Rem Koolhaas, nato a Rotterdam nel 1944, comincia lavorando
come giornalista, diventa poi sceneggiatore ed infine architetto.
Tra i più influenti e discussi teorici dell’architettura
contemporanea pratica la sua attività progettuale all’interno del gruppo OMA,
da lui fondato nel 1994. La sua attività da teorico inizia molto prima quando
nel 1978 pubblica Delirious of New York,
seguito poi da Bigness (1989) e Junkspaces (2001), solo per citare
alcuni dei suoi scritti più significativi.
Gioca sull’antipatia. Ha capito che occorre stupire e provocare.
Luigi Prestinenza Puglisi
Per Koolhaas “giocare sull’antipatia” è il vero punto di
forza. Egli ha sempre evitato l’adesione ingenua ad un’idea preferendo
piuttosto partire con le sue analisi multidisciplinari da una stigmatizzazione
di luoghi comuni e rigidità ideologiche. Questo probabilmente gli permette di
arrivare all’anima della questione e ne
fa uno dei teorici più attenti ai problemi, alle potenzialità ed ai miti della
città contemporanea.
Curatore della prossima Biennale di Venezia, intitolata Fundamentals,ha dichiarato che la 14° Mostra
Internazionale di Architettura si concentrerà sulla storia al fine di agevolare
una nuova comprensione del patrimonio dei fondamenti di architettura che sembra
essere stato dimenticato.
Il suo approccio alla progettazione è paragonabile a quello
di un archeologo alla continua ricerca di tracce significative del passato. Il
progetto per Koolhaas deve partire dall’inventario del sito al fine di
comprendere tutte le circostanze che hanno condotto alla formazione di quella
realtà. Pensa che ogni contesto meriti lo stesso grado di attenzione ed afferma
che nelle pattumiere della storia si
trova la maggior ricchezza di idee: quelle più screditate sul piano del
buongusto e più innovative a livello di contenuti.
Questa fase preliminare di analisi risulta fondamentale per
il suo processo creativo; egli è infatti convinto che il fallimento di un
progetto spesso dipenda dal non essersi saputo rapportare con il contesto e non
aver saputo misurare il suo impatto su di esso.
Rem Koolhaas attacca l’orrore del vuoto che a suo parere
colpisce alcuni architetti, dichiarando che all’estrema volontà di fare
architettura si dovrebbe sostituire una relativa neutralità: un’architettura
non pretenziosa. Ritiene che gli edifici dovrebbero rivelare la loro
complessità e la loro densità di intenti solo ad un’analisi più approfondita.
L’orrore del vuoto
e la tendenza a lasciarsi prendere la mano sono le cause dello Junkspace.
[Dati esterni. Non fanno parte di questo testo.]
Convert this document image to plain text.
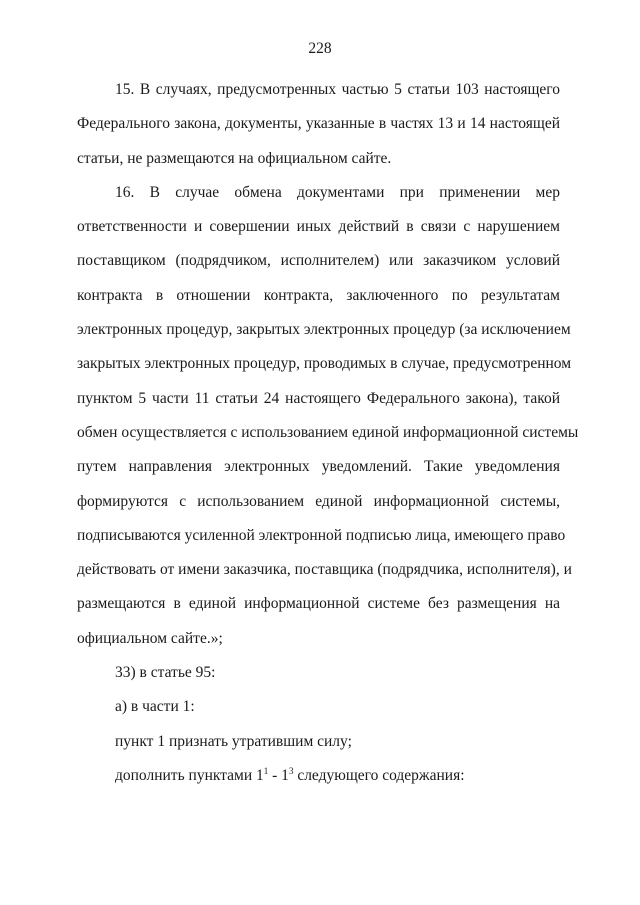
228
15. В случаях, предусмотренных частью 5 статьи 103 настоящего
Федерального закона, документы, указанные в частях 13 и 14 настоящей
статьи, не размещаются на официальном сайте.
16. В случае обмена документами при применении мер
ответственности и совершении иных действий в связи с нарушением
поставщиком (подрядчиком, исполнителем) или заказчиком условий
контракта в отношении контракта, заключенного по результатам
электронных процедур, закрытых электронных процедур (за исключением
закрытых электронных процедур, проводимых в случае, предусмотренном
пунктом 5 части 11 статьи 24 настоящего Федерального закона), такой
обмен осуществляется с использованием единой информационной системы
путем направления электронных уведомлений. Такие уведомления
формируются с использованием единой информационной системы,
подписываются усиленной электронной подписью лица, имеющего право
действовать от имени заказчика, поставщика (подрядчика, исполнителя), и
размещаются в единой информационной системе без размещения на
официальном сайте.»;
33) в статье 95:
а) в части 1:
пункт 1 признать утратившим силу;
дополнить пунктами $1^1 - 1^3$ следующего содержания:
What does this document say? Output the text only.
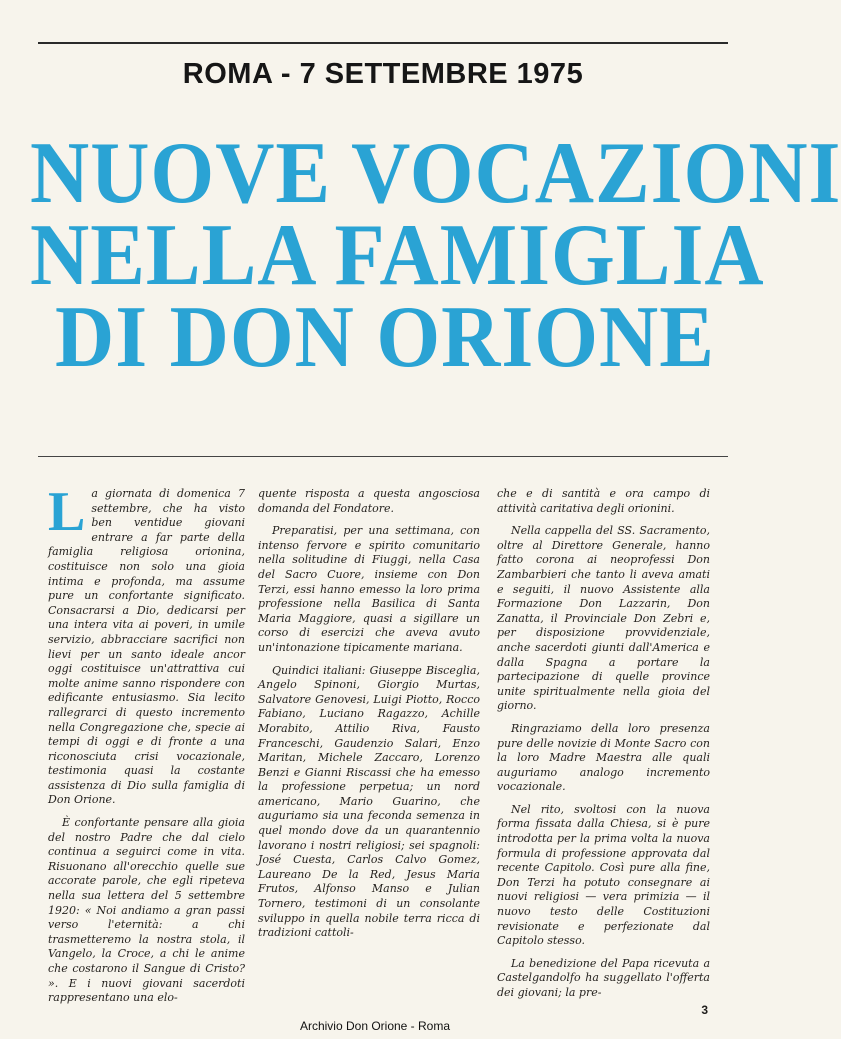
ROMA - 7 SETTEMBRE 1975
NUOVE VOCAZIONI
NELLA FAMIGLIA
DI DON ORIONE

La giornata di domenica 7 settembre, che ha visto ben ventidue giovani entrare a far parte della famiglia religiosa orionina, costituisce non solo una gioia intima e profonda, ma assume pure un confortante significato. Consacrarsi a Dio, dedicarsi per una intera vita ai poveri, in umile servizio, abbracciare sacrifici non lievi per un santo ideale ancor oggi costituisce un'attrattiva cui molte anime sanno rispondere con edificante entusiasmo. Sia lecito rallegrarci di questo incremento nella Congregazione che, specie ai tempi di oggi e di fronte a una riconosciuta crisi vocazionale, testimonia quasi la costante assistenza di Dio sulla famiglia di Don Orione.

È confortante pensare alla gioia del nostro Padre che dal cielo continua a seguirci come in vita. Risuonano all'orecchio quelle sue accorate parole, che egli ripeteva nella sua lettera del 5 settembre 1920: « Noi andiamo a gran passi verso l'eternità: a chi trasmetteremo la nostra stola, il Vangelo, la Croce, a chi le anime che costarono il Sangue di Cristo? ». E i nuovi giovani sacerdoti rappresentano una elo-

quente risposta a questa angosciosa domanda del Fondatore.

Preparatisi, per una settimana, con intenso fervore e spirito comunitario nella solitudine di Fiuggi, nella Casa del Sacro Cuore, insieme con Don Terzi, essi hanno emesso la loro prima professione nella Basilica di Santa Maria Maggiore, quasi a sigillare un corso di esercizi che aveva avuto un'intonazione tipicamente mariana.

Quindici italiani: Giuseppe Bisceglia, Angelo Spinoni, Giorgio Murtas, Salvatore Genovesi, Luigi Piotto, Rocco Fabiano, Luciano Ragazzo, Achille Morabito, Attilio Riva, Fausto Franceschi, Gaudenzio Salari, Enzo Maritan, Michele Zaccaro, Lorenzo Benzi e Gianni Riscassi che ha emesso la professione perpetua; un nord americano, Mario Guarino, che auguriamo sia una feconda semenza in quel mondo dove da un quarantennio lavorano i nostri religiosi; sei spagnoli: José Cuesta, Carlos Calvo Gomez, Laureano De la Red, Jesus Maria Frutos, Alfonso Manso e Julian Tornero, testimoni di un consolante sviluppo in quella nobile terra ricca di tradizioni cattoli-

che e di santità e ora campo di attività caritativa degli orionini.

Nella cappella del SS. Sacramento, oltre al Direttore Generale, hanno fatto corona ai neoprofessi Don Zambarbieri che tanto li aveva amati e seguiti, il nuovo Assistente alla Formazione Don Lazzarin, Don Zanatta, il Provinciale Don Zebri e, per disposizione provvidenziale, anche sacerdoti giunti dall'America e dalla Spagna a portare la partecipazione di quelle province unite spiritualmente nella gioia del giorno.

Ringraziamo della loro presenza pure delle novizie di Monte Sacro con la loro Madre Maestra alle quali auguriamo analogo incremento vocazionale.

Nel rito, svoltosi con la nuova forma fissata dalla Chiesa, si è pure introdotta per la prima volta la nuova formula di professione approvata dal recente Capitolo. Così pure alla fine, Don Terzi ha potuto consegnare ai nuovi religiosi — vera primizia — il nuovo testo delle Costituzioni revisionate e perfezionate dal Capitolo stesso.

La benedizione del Papa ricevuta a Castelgandolfo ha suggellato l'offerta dei giovani; la pre-

3
Archivio Don Orione - Roma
Dichiara nel suo libro del 2001 che ogni
teoria sulla produzione dello spazio si basa su una preoccupazione ossessiva
per il suo opposto: la sostanza e gli oggetti, ovvero l’architettura. Continua
dicendo che lo junkspace sfrutta ogni
invenzione che rende possibile un’espansione, dispiega l’infrastruttura della
uniformità.
Se l’architettura
separa gli edifici, l’aria condizionata li unisce.
Rem Koolhaas, Junkspaces, 2001
L’idea che Koolhaas esprime riguardo la sostenibilità e l’applicazione
dei suoi principi nell’architettura
contemporanea è simile a quella espressa in Junkspaces.
Egli ritiene infatti che gli interessi economici abbiamo
esasperato una visione apocalittica della realtà e che gli architetti si siano
lasciati trasportare da questo “terrore”, senza prestare attenzione all’applicazione
dei dettami dell’eco-sostenibilità ed ottenendo come risultati solo edifici
ricoperti di verde o nascosti nel paesaggio.
La soluzione di Koolhaas al problema sta nel passaggio ad
una scala più ampia di quella del singolo edificio, nella quale sia possibile
combinare in un unico sistema risolutivo energia umana ed energia solare.